Roma,
E/O, 2013.
Terzo volume del ciclo L’amica geniale, la storia di Elena e Lila si dipana in questo
volume (di autore anonimo che si firma Ferrante) retrospettivamente, dai nostri anni (giorno in cui le due donne si rincontrano e
scoprono il corpo senza vita della terza amica) verso gli anni Sessanta e
Settanta, in una rappresentazione non stereotipata della contestazione e delle
motivazioni della politica della gioventù di allora.

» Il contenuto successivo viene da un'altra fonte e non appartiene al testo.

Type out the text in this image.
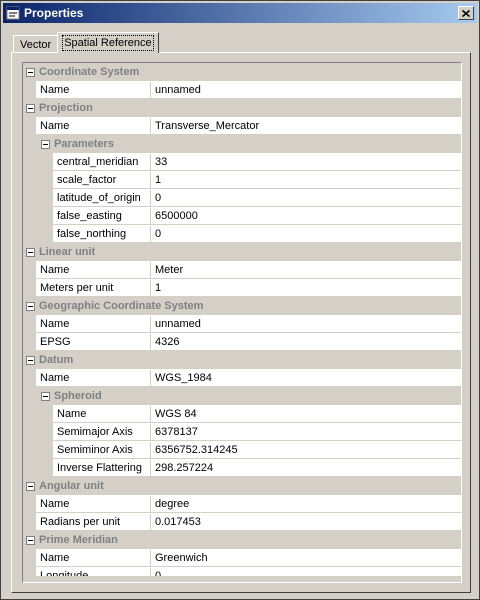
Properties
Vector Spatial Reference
Coordinate System
Name	unnamed
Projection
Name	Transverse_Mercator
Parameters
central_meridian	33
scale_factor	1
latitude_of_origin	0
false_easting	6500000
false_northing	0
Linear unit
Name	Meter
Meters per unit	1
Geographic Coordinate System
Name	unnamed
EPSG	4326
Datum
Name	WGS_1984
Spheroid
Name	WGS 84
Semimajor Axis	6378137
Semiminor Axis	6356752.314245
Inverse Flattering	298.257224
Angular unit
Name	degree
Radians per unit	0.017453
Prime Meridian
Name	Greenwich
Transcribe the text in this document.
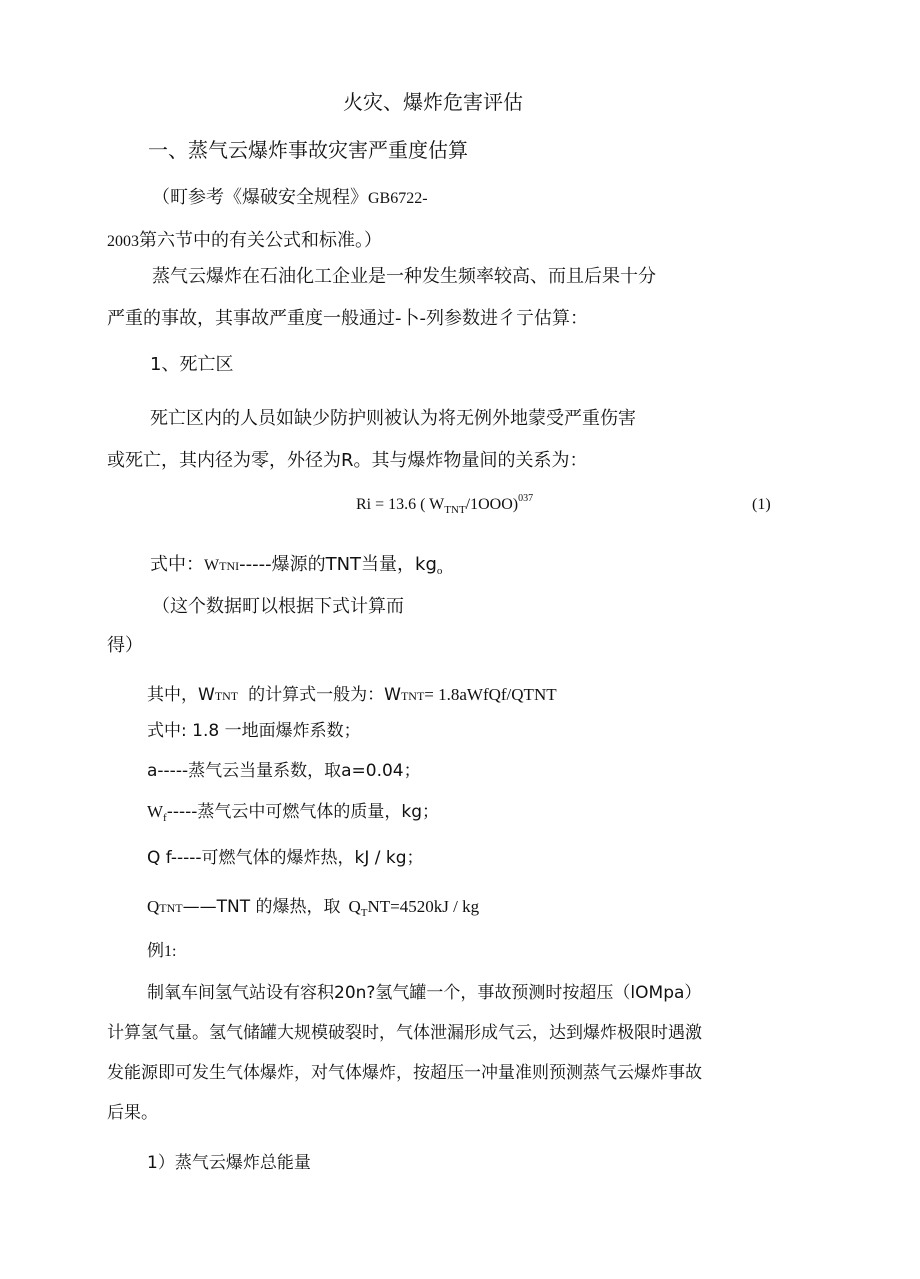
火灾、爆炸危害评估
一、蒸气云爆炸事故灾害严重度估算
（町参考《爆破安全规程》GB6722-
2003第六节中的有关公式和标准。）
蒸气云爆炸在石油化工企业是一种发生频率较高、而且后果十分
严重的事故，其事故严重度一般通过-卜-列参数进彳亍估算：
1、死亡区
死亡区内的人员如缺少防护则被认为将无例外地蒙受严重伤害
或死亡，其内径为零，外径为R。其与爆炸物量间的关系为：
Ri = 13.6 ( $W_{TNT}/1OOO)^{037}$	(1)
式中：WTNI-----爆源的TNT当量，$kg_o$
（这个数据町以根据下式计算而
得）
其中，WTNT 的计算式一般为：WTNT= 1.8aWfQf/QTNT
式中: 1.8 一地面爆炸系数；
a-----蒸气云当量系数，取a=0.04；
$W_f-----$蒸气云中可燃气体的质量，kg；
Q f-----可燃气体的爆炸热，kJ / kg；
QTNT——TNT 的爆热，取 $Q_TNT=4520kJ$ / kg
例1:
制氧车间氢气站设有容积20n?氢气罐一个，事故预测时按超压（lOMpa）
计算氢气量。氢气储罐大规模破裂时，气体泄漏形成气云，达到爆炸极限时遇激
发能源即可发生气体爆炸，对气体爆炸，按超压一冲量准则预测蒸气云爆炸事故
后果。
1）蒸气云爆炸总能量
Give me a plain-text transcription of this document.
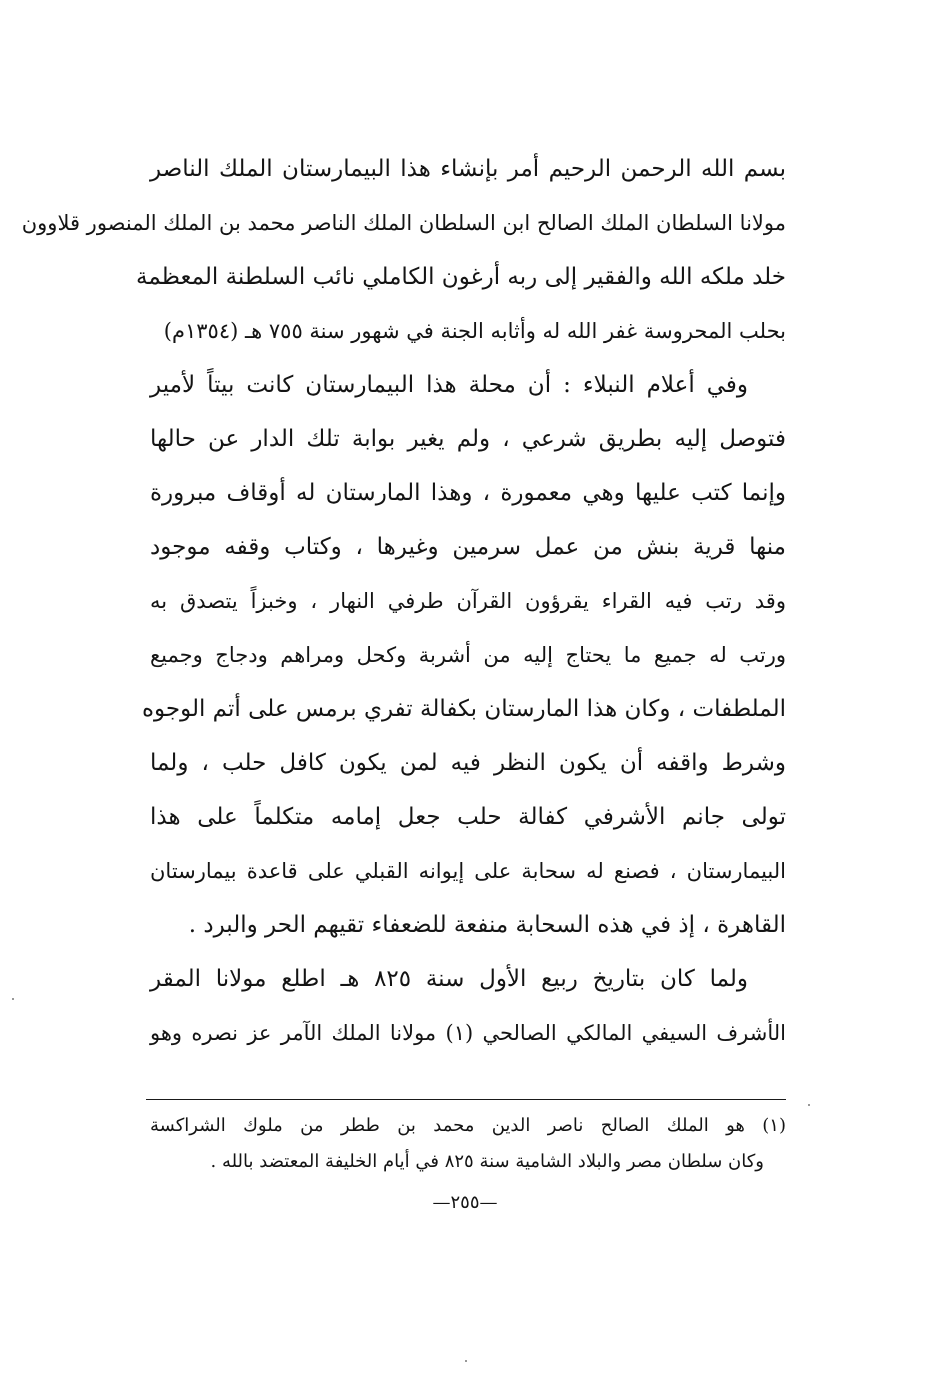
بسم الله الرحمن الرحيم أمر بإنشاء هذا البيمارستان الملك الناصر
مولانا السلطان الملك الصالح ابن السلطان الملك الناصر محمد بن الملك المنصور قلاوون
خلد ملكه الله والفقير إلى ربه أرغون الكاملي نائب السلطنة المعظمة
بحلب المحروسة غفر الله له وأثابه الجنة في شهور سنة ٧٥٥ هـ (١٣٥٤م)
وفي أعلام النبلاء : أن محلة هذا البيمارستان كانت بيتاً لأمير
فتوصل إليه بطريق شرعي ، ولم يغير بوابة تلك الدار عن حالها
وإنما كتب عليها وهي معمورة ، وهذا المارستان له أوقاف مبرورة
منها قرية بنش من عمل سرمين وغيرها ، وكتاب وقفه موجود
وقد رتب فيه القراء يقرؤون القرآن طرفي النهار ، وخبزاً يتصدق به
ورتب له جميع ما يحتاج إليه من أشربة وكحل ومراهم ودجاج وجميع
الملطفات ، وكان هذا المارستان بكفالة تفري برمس على أتم الوجوه
وشرط واقفه أن يكون النظر فيه لمن يكون كافل حلب ، ولما
تولى جانم الأشرفي كفالة حلب جعل إمامه متكلماً على هذا
البيمارستان ، فصنع له سحابة على إيوانه القبلي على قاعدة بيمارستان
القاهرة ، إذ في هذه السحابة منفعة للضعفاء تقيهم الحر والبرد .
ولما كان بتاريخ ربيع الأول سنة ٨٢٥ هـ اطلع مولانا المقر
الأشرف السيفي المالكي الصالحي (١) مولانا الملك الآمر عز نصره وهو
(١) هو الملك الصالح ناصر الدين محمد بن ططر من ملوك الشراكسة
وكان سلطان مصر والبلاد الشامية سنة ٨٢٥ في أيام الخليفة المعتضد بالله .
—٢٥٥—
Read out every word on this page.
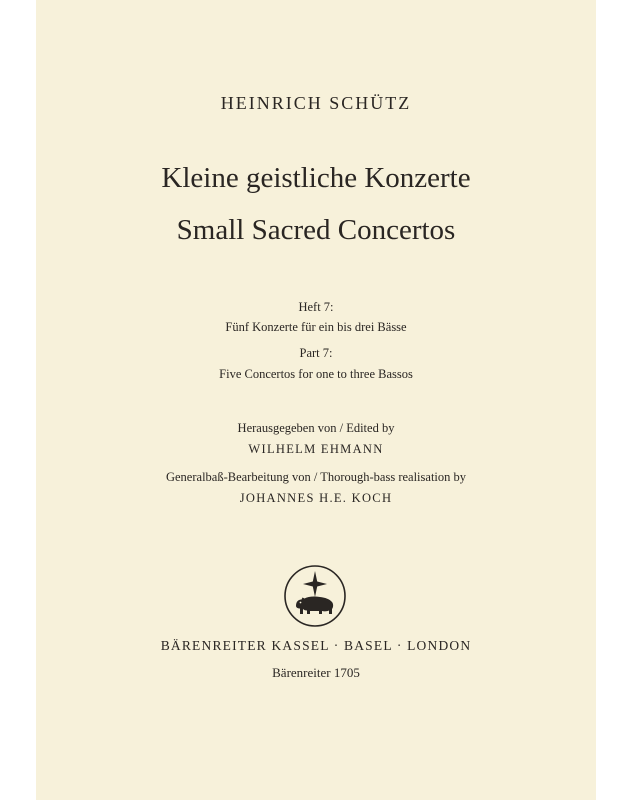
HEINRICH SCHÜTZ
Kleine geistliche Konzerte
Small Sacred Concertos
Heft 7:
Fünf Konzerte für ein bis drei Bässe
Part 7:
Five Concertos for one to three Bassos
Herausgegeben von / Edited by
WILHELM EHMANN
Generalbaß-Bearbeitung von / Thorough-bass realisation by
JOHANNES H.E. KOCH
BÄRENREITER KASSEL · BASEL · LONDON
Bärenreiter 1705
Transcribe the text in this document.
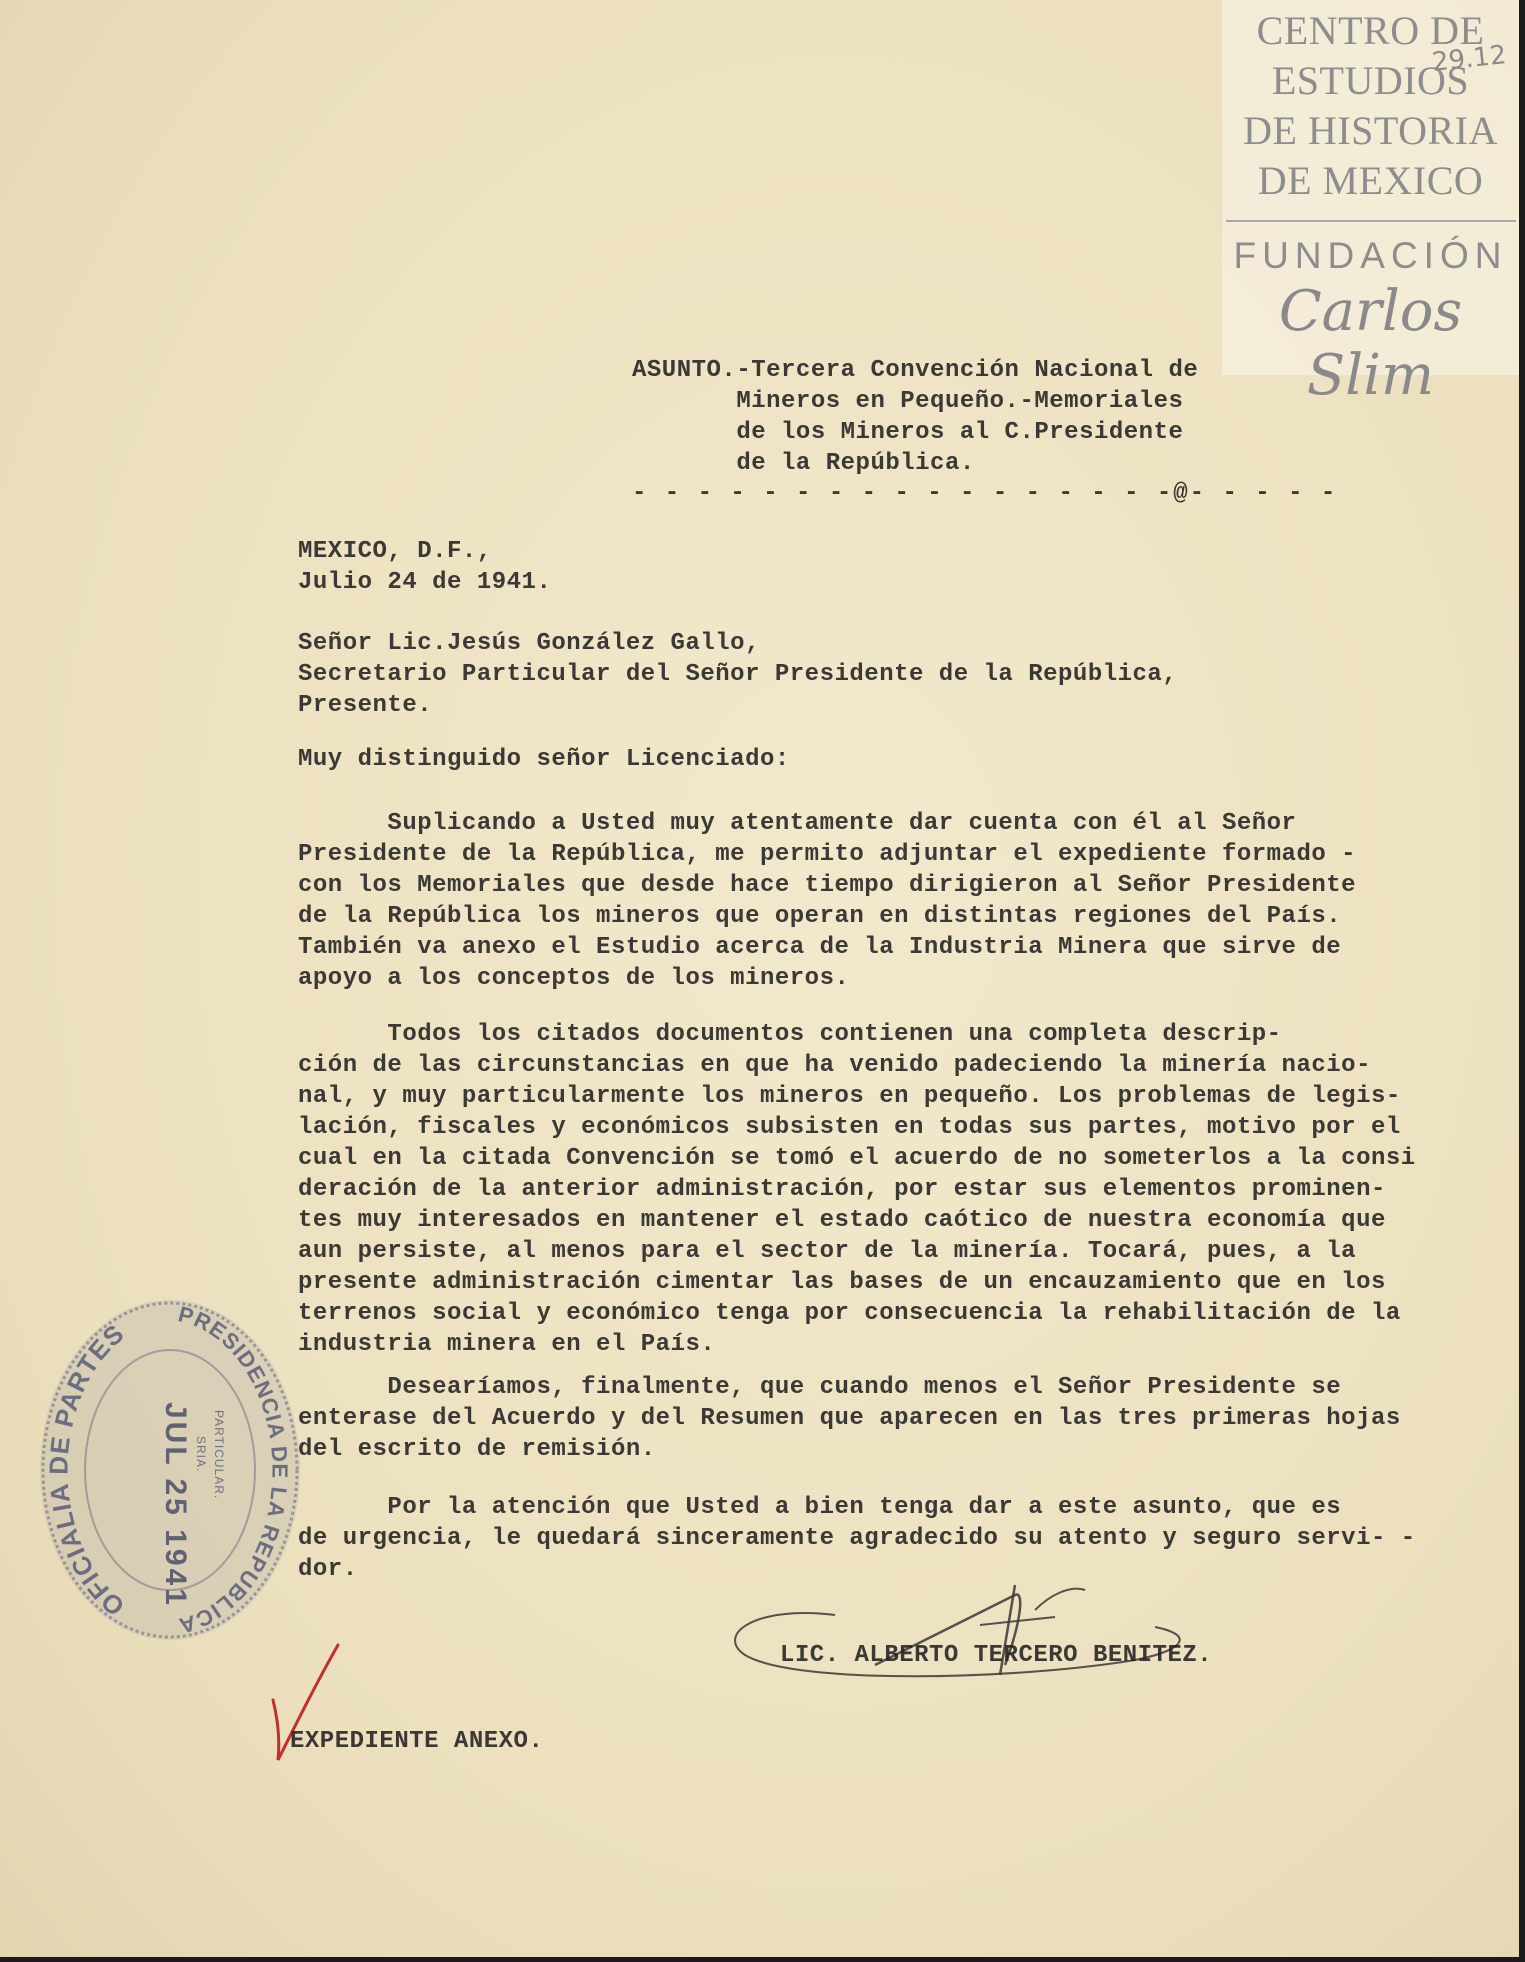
CENTRO DE
ESTUDIOS
DE HISTORIA
DE MEXICO
FUNDACIÓN
Carlos Slim
29.12
ASUNTO.-Tercera Convención Nacional de
Mineros en Pequeño.-Memoriales
de los Mineros al C.Presidente
de la República.
- - - - - - - - - - - - - - - - -@- - - - -
MEXICO, D.F.,
Julio 24 de 1941.
Señor Lic.Jesús González Gallo,
Secretario Particular del Señor Presidente de la República,
Presente.
Muy distinguido señor Licenciado:
Suplicando a Usted muy atentamente dar cuenta con él al Señor
Presidente de la República, me permito adjuntar el expediente formado -
con los Memoriales que desde hace tiempo dirigieron al Señor Presidente
de la República los mineros que operan en distintas regiones del País.
También va anexo el Estudio acerca de la Industria Minera que sirve de
apoyo a los conceptos de los mineros.
Todos los citados documentos contienen una completa descrip-
ción de las circunstancias en que ha venido padeciendo la minería nacio-
nal, y muy particularmente los mineros en pequeño. Los problemas de legis-
lación, fiscales y económicos subsisten en todas sus partes, motivo por el
cual en la citada Convención se tomó el acuerdo de no someterlos a la consi
deración de la anterior administración, por estar sus elementos prominen-
tes muy interesados en mantener el estado caótico de nuestra economía que
aun persiste, al menos para el sector de la minería. Tocará, pues, a la
presente administración cimentar las bases de un encauzamiento que en los
terrenos social y económico tenga por consecuencia la rehabilitación de la
industria minera en el País.
Desearíamos, finalmente, que cuando menos el Señor Presidente se
enterase del Acuerdo y del Resumen que aparecen en las tres primeras hojas
del escrito de remisión.
Por la atención que Usted a bien tenga dar a este asunto, que es
de urgencia, le quedará sinceramente agradecido su atento y seguro servi- -
dor.
LIC. ALBERTO TERCERO BENITEZ.
EXPEDIENTE ANEXO.
OFICIALIA DE PARTES
PRESIDENCIA DE LA REPUBLICA
JUL 25 1941 SRIA. PARTICULAR.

Si assiepano scelte sentimentali, soprattutto la
relazione tra Elena e Bruno, poi interrotta per un equivoco sulle speranze
relative al futuro, forse; i matrimoni sbagliati; la decisione di Elena di
restare sola e dedicarsi alla scrittura. Anni dopo, la riflessione: “quante persone che erano state bambine
insieme a noi e non erano più vive, sparite dalla faccia della terra per
malattia”.
La città di Napoli resta protagonista anche per chi da giovane se n’era andato, e si rivela priva di futuro: “i bagliori dei grattacieli di vetro, segni una volta di un futuro cui non aveva creduto mai nessuno […]. Da ragazzina mi ero immaginata che, oltre il rione, Napoli offrisse meraviglia”, ma poi “mi convinsi che non c’era grande differenza tra il rione e Napoli, il malessere scivolava dall’uno all’altra senza soluzione di continuità. A ogni ritorno trovavo una città sempre più di pastafrolla”, in cui “la gente moriva d’incuria, di corruzione, di sopraffazione, e tuttavia, a ogni tornata elettorale, dava il suo consenso entusiastico ai politici che le rendevano la vita insopportabile”.
En abyme, la narratrice che dice io espone la poetica del volume: accanto a “motivazioni
sociologiche”, troviamo una specie di comédie
humaine, o, come il concetto viene espresso nel romanzo, “necessità di raccontare in modo franco ogni esperienza umana”.